Une amende exceptionnelle au cœur d’un contentieux ancien
La DGCCRF a infligé une amende de 1 950 000 euros à ETS Darty & Fils en raison de retards de paiement constatés envers ses fournisseurs. En parallèle, Fnac Darty Participations et Services a également été sanctionnée du même montant, portant l’amende totale à 3,9 millions d’euros. Le groupe a annoncé son intention de contester cette décision, selon une déclaration faite au Figaro. Dans un contexte de crise sanitaire intense, la direction de Fnac Darty a précisé que ce litige se réfère à des événements survenus durant la pandémie, période où la logistique et la gestion comptable avaient subi de fortes perturbations, rapporte TopTribune.
Retards de paiement : une menace pour l’économie française
Ce montant d’amende pour Fnac Darty est particulièrement frappant, car ce type de sanctions reste relativement rare.
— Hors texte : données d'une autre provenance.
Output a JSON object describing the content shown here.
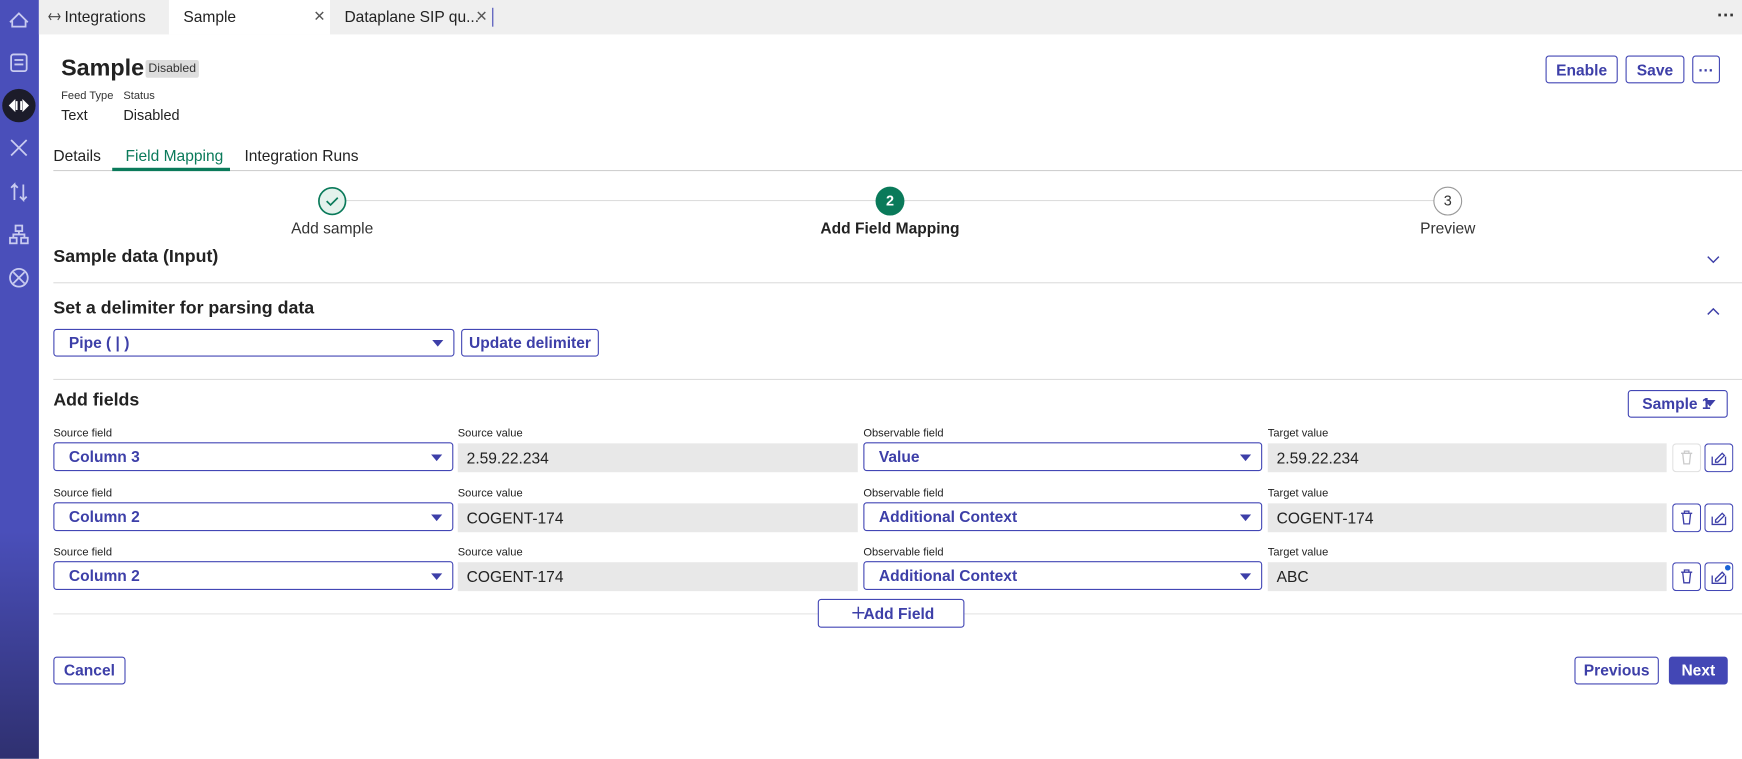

En 2024, la DGCCRF a émis 217 amendes, la plupart étant à des niveaux bien inférieurs. Cette évolution montre un durcissement des politiques face à une dégradation alarmante des comportements de paiement.
Selon l’Observatoire des délais de paiement, le retard moyen s’élevait à 13,6 jours au dernier trimestre 2024, un chiffre qui recule la France dans les classements européens. Ce phénomène a des répercussions dramatiques sur les très petites entreprises (TPE) et les petites et moyennes entreprises (PME), avec un manque à gagner ayant atteint 15 milliards d’euros de trésorerie perdue, d’après les experts cités dans Le Figaro.
La situation précaire des entreprises n’est pas nouvelle, mais elle s’est aggravée. « Dans un contexte de carnet de commandes moins rempli qu’auparavant, de nombreuses structures exploitent cette asymétrie de pouvoir, » analyse Denis Le Bossé, président du cabinet ARC (Le Figaro, 4 août 2025).
Les clients dominants, souvent de grandes entreprises, retardent de plus en plus leurs paiements, transférant ainsi la pression financière sur leurs fournisseurs. Selon le baromètre ARC, 80 % des entreprises estiment que les délais de paiement représentent une variable d’ajustement face aux problèmes de liquidité.
Failles systémiques, peines inefficaces, et réforme en vue
La Banque de France révèle que seulement la moitié des grandes entreprises respecte le délai légal de 60 jours. Pour les entreprises de plus de 1 000 salariés, le retard moyen s’élève à 18 jours. La DGCCRF cite des « défaillances d’organisation comptable » comme principales causes de ces retards, souvent aggravées par une délocalisation de la gestion des factures.
De plus, le cabinet Altarès indique que le risque de défaillance des fournisseurs augmente de 25 % en cas de retard, et de 40 % au-delà de 30 jours.
Face à cette dérive, l’efficacité des sanctions est de plus en plus remise en question. Le plafond légal actuel de 2 millions d’euros apparaît dérisoire. « Deux millions, et même quatre millions, représentent une somme infime pour des groupes générant des milliards d’euros de chiffre d’affaires, » critique Denis Le Bossé.
Le gouvernement veut hausser le ton : jusqu’à 1 % du chiffre d’affaires
En juillet 2025, le premier ministre François Bayrou a réagi fermement en affirmant que le gouvernement est « déterminé à renforcer les sanctions envers les débiteurs en cas de retard de paiement ». L’objectif affiché est de mettre fin aux pratiques abusives qui affectent les PME.
Une évolution significative est envisagée. À l’avenir, les sanctions pourraient atteindre 1 % du chiffre d’affaires des entreprises fautives. Cette proposition est portée par le sénateur LR Olivier Rietmann et est soutenue par le gouvernement, prévue pour être présentée au Parlement à la rentrée 2025.
Une pression politique croissante sur les grandes entreprises
Le cas de Fnac Darty met en lumière les limites du système actuel et témoigne d’une volonté politique d’améliorer la protection des fournisseurs vulnérables, souvent victimes d’un rapport de force déséquilibré avec des donneurs d’ordre majeurs.
Véronique Louwagie, ministre déléguée aux PME, a inscrit cette problématique en tête de son agenda. Bercy promet d’exercer une pression constante.
La politique du « name and shame » — dénoncer publiquement les contrevenants — s’accompagne également d’une restructuration juridique des sanctions, avec pour but de rétablir une équité commerciale essentielle à la santé économique française.